Friday, November 13, 2009

To Make a Child Secure

(In which I wish – whether in or out of context – to quote Pythagoras.)

Friday. It was both the most loved and hated day of the week by the two main characters in our academy – the teachers and students. The students hate it for being a test day. The teachers hate it for being a test day. But both love it for being the last day of the week.

I gave a four-part test to Sandy, my lovely solace who exists side by side me and my duty to educate in an academy where almost everything – good or bad – is possible. The first is made up of two columns of five fragments which are supposed to be matched to make up a sentence. The second consists of five sentences. The duty of the examinee is to underline the complete subject and encircle the complete predicate. The third, the culprit, is about pluralization of regular and irregular nouns. The last, the one most likely for ten-year-olds, is a word puzzle box of important vocabulary.

So my ever confident and jovial little angel is at her jolliest today. She was so excited to see me more than before. The reason for her unusual glow was made clear when she said, “Teacher, let’s play after the test with Charlotte!” I looked at the door across from ours. “But they’re not there.” “They will be!” she answered positively.

So she answered the test with more confidence than ever. Then she handed it to me and smiled.

“Are you sure it’s done?”


Of course I know that there are mistakes but I didn’t tell her. And we all know that that is the point of giving a test.

I finished checking the paper, pausing every time to explain her mistakes. She was receptive at first. Then she remembered her deal with her mother.

“Mother said I should have 90 more,” she said in their distinct rising and falling East Asian accent.

“You mean you should get a score not lower than 90 percent?” I asked in clarification.



“If not, she will kill me,” she responded with a shy and knowing smile. The kind that tells you it’s a given.

I counted her score which was mercifully upped because of some minor considerations. 39 over 50. By the mere look of it I bet my entire art set it wouldn’t even reach 85%.

“What’s the over 100?”

“You mean what’s your score? In percentage?”

“Yes. “

“Hmmm. We need a calculator.”

We went to my room and pulled up a calculator. 39 / 50 x 100 = …

When we saw it, I saved my art set. But not her. Not that saving her is a part of my noble duty. But when I saw her face as blank and as flat as a bond paper, I wished I have just lost my art set.

“One more,” she pleaded.

I recalculated it and got the same results. Her flat and blank face seemed to get worse. Who would want, having the same smartness as she has, to see a solid 78 percent as a test score anyway? I held her shoulder and had her face me.

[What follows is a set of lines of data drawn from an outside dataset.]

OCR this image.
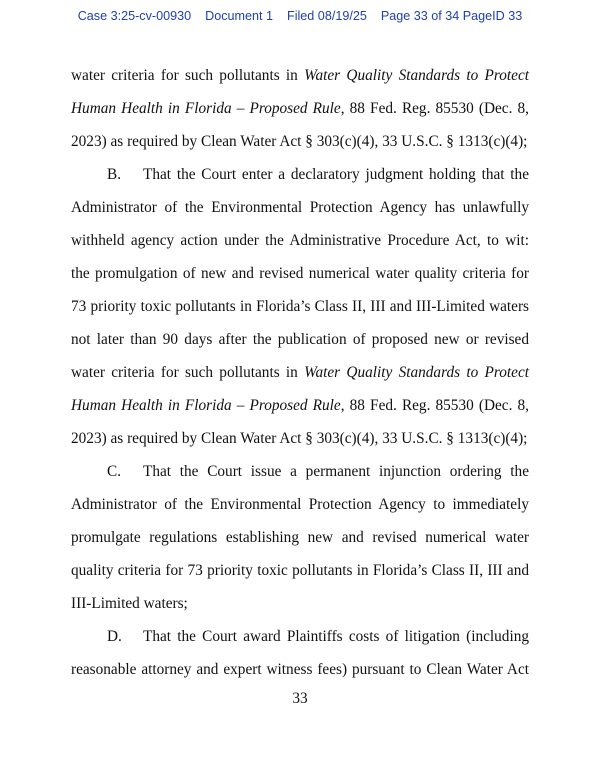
Case 3:25-cv-00930 Document 1 Filed 08/19/25 Page 33 of 34 PageID 33
water criteria for such pollutants in Water Quality Standards to Protect
Human Health in Florida – Proposed Rule, 88 Fed. Reg. 85530 (Dec. 8,
2023) as required by Clean Water Act § 303(c)(4), 33 U.S.C. § 1313(c)(4);
B. That the Court enter a declaratory judgment holding that the
Administrator of the Environmental Protection Agency has unlawfully
withheld agency action under the Administrative Procedure Act, to wit:
the promulgation of new and revised numerical water quality criteria for
73 priority toxic pollutants in Florida’s Class II, III and III-Limited waters
not later than 90 days after the publication of proposed new or revised
water criteria for such pollutants in Water Quality Standards to Protect
Human Health in Florida – Proposed Rule, 88 Fed. Reg. 85530 (Dec. 8,
2023) as required by Clean Water Act § 303(c)(4), 33 U.S.C. § 1313(c)(4);
C. That the Court issue a permanent injunction ordering the
Administrator of the Environmental Protection Agency to immediately
promulgate regulations establishing new and revised numerical water
quality criteria for 73 priority toxic pollutants in Florida’s Class II, III and
III-Limited waters;
D. That the Court award Plaintiffs costs of litigation (including
reasonable attorney and expert witness fees) pursuant to Clean Water Act
33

“You Mom won’t get angry. Really.”

“No,” she said certainly. And pouted as if saying “No one understands. Even you.”

“Look. You did well.”


I looked at her paper again. How come that she wrote heroes as the plural of hero but wrote tomatos, mosquitos and potatos? And she was right when she pluralized life into lives, leaf into leaves but wrote knifes, scarfs and loafs!

“How to do? Mother will kill me!” she said desperately.

“Of course she won’t. I’ll talk to her. She’ll understand. Do you want that?”

She nodded. Just when I thought it’s over, she told me this: “Teacher, one more test!”

So the next several minutes were spent on an informal emergency meeting with co-teachers. And the final decision is to talk to the manager.

“Ok. Review the test to her and have her repeat the exam. Then give me both the original and the retake. I’ll tell her Mother what happened.”

So that was what’s done. She impressed me for knowing the grammar rules in verbatim. After the retake, she was elated. 46 over 50. She urged me to go to my room to calculate her score. When she saw that it was 92, she jumped. I then remembered that she called the computer crazy for giving her 78.

The rest is up to the manager. What I’m more concerned of is the kind of kids that would be raised in a society which is overly concerned with results of tests. Numbers, how powerful indeed you are!